Operasi Patuh Toba 2025: Satlantas Polres Batu Bara Gencar Tindak Pelanggar Lalu Lintas di Jalinsum
BATU BARA – jelasnews.com
Satlantas Polres Batu Bara terus bergerak aktif di lapangan dalam rangka pelaksanaan Operasi Patuh Toba 2025. Pada Sabtu pagi (26 Juli 2025), mulai pukul 09.00 WIB, personel dikerahkan menyusuri Jalan Lintas Kabupaten Batu Bara guna melakukan penertiban dan penindakan langsung terhadap pelanggar lalu lintas.
Operasi yang dipimpin langsung oleh Kasat Lantas Polres Batu Bara, AKP Agnis Juwita, S.I.K, melibatkan jajaran Kanit serta personel Satlantas lainnya.
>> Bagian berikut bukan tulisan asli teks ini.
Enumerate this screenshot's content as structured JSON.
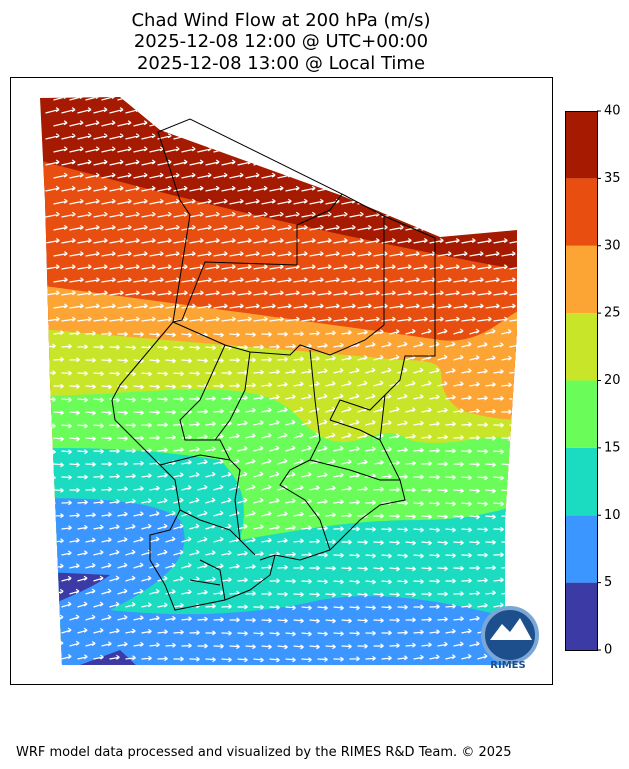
{
  "title": [
    "Chad Wind Flow at 200 hPa (m/s)",
    "2025-12-08 12:00 @ UTC+00:00",
    "2025-12-08 13:00 @ Local Time"
  ],
  "colorbar": {
    "ticks": [
      0,
      5,
      10,
      15,
      20,
      25,
      30,
      35,
      40
    ],
    "colors": [
      "#3c3ba6",
      "#3b96ff",
      "#1bdcc0",
      "#6afd5a",
      "#c9e52a",
      "#fca535",
      "#e84e0f",
      "#a51a00"
    ]
  },
  "logo": "RIMES",
  "footer": "WRF model data processed and visualized by the RIMES R&D Team. © 2025"
}
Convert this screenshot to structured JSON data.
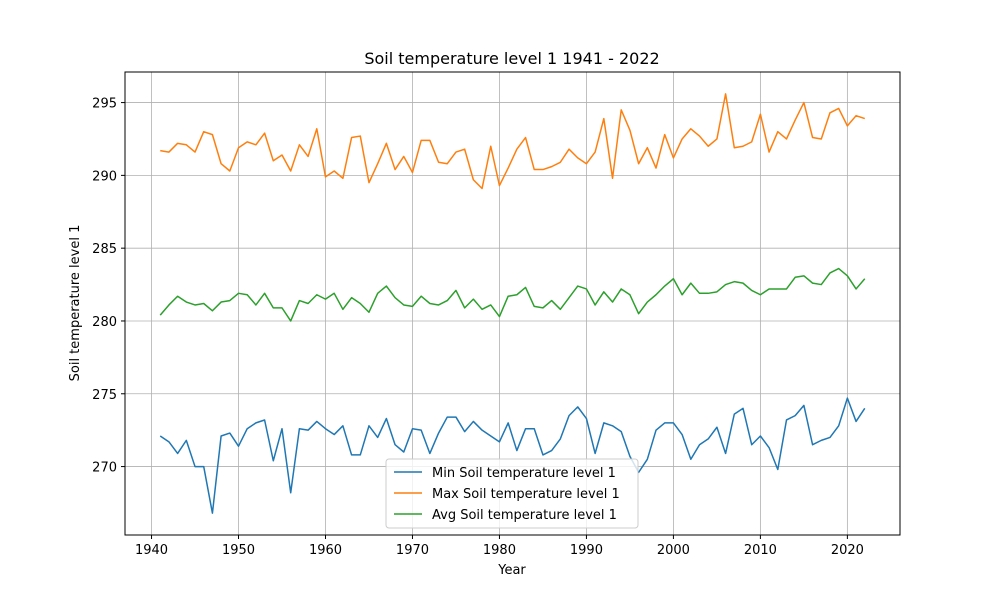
{
  "chart_data": {
    "type": "line",
    "title": "Soil temperature level 1 1941 - 2022",
    "xlabel": "Year",
    "ylabel": "Soil temperature level 1",
    "xlim": [
      1936.95,
      2026.05
    ],
    "ylim": [
      265.3,
      297.1
    ],
    "x_ticks": [
      1940,
      1950,
      1960,
      1970,
      1980,
      1990,
      2000,
      2010,
      2020
    ],
    "y_ticks": [
      270,
      275,
      280,
      285,
      290,
      295
    ],
    "grid": true,
    "legend_position": "bottom-center",
    "x": [
      1941,
      1942,
      1943,
      1944,
      1945,
      1946,
      1947,
      1948,
      1949,
      1950,
      1951,
      1952,
      1953,
      1954,
      1955,
      1956,
      1957,
      1958,
      1959,
      1960,
      1961,
      1962,
      1963,
      1964,
      1965,
      1966,
      1967,
      1968,
      1969,
      1970,
      1971,
      1972,
      1973,
      1974,
      1975,
      1976,
      1977,
      1978,
      1979,
      1980,
      1981,
      1982,
      1983,
      1984,
      1985,
      1986,
      1987,
      1988,
      1989,
      1990,
      1991,
      1992,
      1993,
      1994,
      1995,
      1996,
      1997,
      1998,
      1999,
      2000,
      2001,
      2002,
      2003,
      2004,
      2005,
      2006,
      2007,
      2008,
      2009,
      2010,
      2011,
      2012,
      2013,
      2014,
      2015,
      2016,
      2017,
      2018,
      2019,
      2020,
      2021,
      2022
    ],
    "series": [
      {
        "name": "Min Soil temperature level 1",
        "color": "#1f77b4",
        "values": [
          272.1,
          271.7,
          270.9,
          271.8,
          270.0,
          270.0,
          266.8,
          272.1,
          272.3,
          271.4,
          272.6,
          273.0,
          273.2,
          270.4,
          272.6,
          268.2,
          272.6,
          272.5,
          273.1,
          272.6,
          272.2,
          272.8,
          270.8,
          270.8,
          272.8,
          272.0,
          273.3,
          271.5,
          271.0,
          272.6,
          272.5,
          270.9,
          272.3,
          273.4,
          273.4,
          272.4,
          273.1,
          272.5,
          272.1,
          271.7,
          273.0,
          271.1,
          272.6,
          272.6,
          270.8,
          271.1,
          271.9,
          273.5,
          274.1,
          273.3,
          270.9,
          273.0,
          272.8,
          272.4,
          270.7,
          269.6,
          270.5,
          272.5,
          273.0,
          273.0,
          272.2,
          270.5,
          271.5,
          271.9,
          272.7,
          270.9,
          273.6,
          274.0,
          271.5,
          272.1,
          271.3,
          269.8,
          273.2,
          273.5,
          274.2,
          271.5,
          271.8,
          272.0,
          272.8,
          274.7,
          273.1,
          274.0
        ]
      },
      {
        "name": "Max Soil temperature level 1",
        "color": "#ff7f0e",
        "values": [
          291.7,
          291.6,
          292.2,
          292.1,
          291.6,
          293.0,
          292.8,
          290.8,
          290.3,
          291.9,
          292.3,
          292.1,
          292.9,
          291.0,
          291.4,
          290.3,
          292.1,
          291.3,
          293.2,
          289.9,
          290.3,
          289.8,
          292.6,
          292.7,
          289.5,
          290.8,
          292.2,
          290.4,
          291.3,
          290.2,
          292.4,
          292.4,
          290.9,
          290.8,
          291.6,
          291.8,
          289.7,
          289.1,
          292.0,
          289.3,
          290.5,
          291.8,
          292.6,
          290.4,
          290.4,
          290.6,
          290.9,
          291.8,
          291.2,
          290.8,
          291.6,
          293.9,
          289.8,
          294.5,
          293.1,
          290.8,
          291.9,
          290.5,
          292.8,
          291.2,
          292.5,
          293.2,
          292.7,
          292.0,
          292.5,
          295.6,
          291.9,
          292.0,
          292.3,
          294.2,
          291.6,
          293.0,
          292.5,
          293.8,
          295.0,
          292.6,
          292.5,
          294.3,
          294.6,
          293.4,
          294.1,
          293.9
        ]
      },
      {
        "name": "Avg Soil temperature level 1",
        "color": "#2ca02c",
        "values": [
          280.4,
          281.1,
          281.7,
          281.3,
          281.1,
          281.2,
          280.7,
          281.3,
          281.4,
          281.9,
          281.8,
          281.1,
          281.9,
          280.9,
          280.9,
          280.0,
          281.4,
          281.2,
          281.8,
          281.5,
          281.9,
          280.8,
          281.6,
          281.2,
          280.6,
          281.9,
          282.4,
          281.6,
          281.1,
          281.0,
          281.7,
          281.2,
          281.1,
          281.4,
          282.1,
          280.9,
          281.5,
          280.8,
          281.1,
          280.3,
          281.7,
          281.8,
          282.3,
          281.0,
          280.9,
          281.4,
          280.8,
          281.6,
          282.4,
          282.2,
          281.1,
          282.0,
          281.3,
          282.2,
          281.8,
          280.5,
          281.3,
          281.8,
          282.4,
          282.9,
          281.8,
          282.6,
          281.9,
          281.9,
          282.0,
          282.5,
          282.7,
          282.6,
          282.1,
          281.8,
          282.2,
          282.2,
          282.2,
          283.0,
          283.1,
          282.6,
          282.5,
          283.3,
          283.6,
          283.1,
          282.2,
          282.9
        ]
      }
    ]
  }
}
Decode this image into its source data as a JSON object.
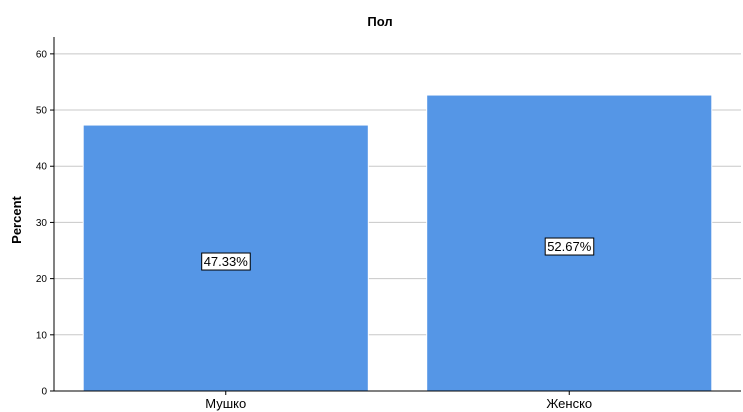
{
  "chart_data": {
    "type": "bar",
    "title": "Пол",
    "xlabel": "",
    "ylabel": "Percent",
    "categories": [
      "Мушко",
      "Женско"
    ],
    "values": [
      47.33,
      52.67
    ],
    "data_labels": [
      "47.33%",
      "52.67%"
    ],
    "ylim": [
      0,
      63
    ],
    "yticks": [
      0,
      10,
      20,
      30,
      40,
      50,
      60
    ],
    "ytick_labels": [
      "0",
      "10",
      "20",
      "30",
      "40",
      "50",
      "60"
    ],
    "grid": true,
    "legend": "none",
    "bar_color": "#5596e6",
    "bar_border_color": "#ffffff",
    "grid_color": "#c8c8c8",
    "axis_color": "#000000"
  }
}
Fokus utamanya adalah penindakan kasat mata dan edukasi kepada pengendara mengenai pentingnya tertib berlalu lintas, terutama terhadap sepuluh pelanggaran yang menjadi sasaran utama operasi tahun ini.
Dalam pelaksanaan patroli tersebut, sejumlah pelanggar diberikan tindakan tegas berupa tilang, khususnya bagi pengendara yang tak mengenakan helm SNI, mengoperasikan ponsel saat berkendara, melawan arus, atau bahkan menerobos lampu merah. Tak hanya itu, pelanggaran serius seperti kendaraan ODOL (Over Dimensi Over Load), knalpot brong, hingga pengemudi di bawah pengaruh alkohol juga menjadi sasaran pengawasan ketat.
Adapun 10 fokus pelanggaran yang menjadi target Operasi Patuh Toba 2025, yakni: Menggunakan ponsel saat berkendara, Melawan arus lalu lintas, Mengemudi di bawah umur, Membonceng lebih dari satu orang, Mengemudi dalam pengaruh alkohol, Tidak memakai helm SNI, Melanggar marka dan rambu. Menggunakan knalpot tidak sesuai spesifikasi, Kendaraan ODOL, Menerobos lampu merah
Satlantas Polres Batu Bara menegaskan bahwa tujuan utama operasi ini bukan semata-mata penindakan, tetapi juga meningkatkan kedisiplinan pengendara, menurunkan angka kecelakaan, serta menciptakan Kamseltibcarlantas (keamanan, keselamatan, ketertiban, dan kelancaran lalu lintas) di wilayah hukum Polres Batu Bara.
Kegiatan berjalan lancar dan kondusif tanpa insiden yang mengganggu. Respons masyarakat pun cukup baik, terutama terhadap pendekatan persuasif melalui sosialisasi yang dilakukan petugas.
“Melalui Operasi Patuh Toba ini, kami ingin menanamkan kesadaran bahwa keselamatan di jalan dimulai dari kepatuhan terhadap aturan. Satu pelanggaran bisa berdampak besar, dan disiplin adalah kunci utama,” pungkasnya AKP Agnis Juwita, S.I.K. mengakhiri.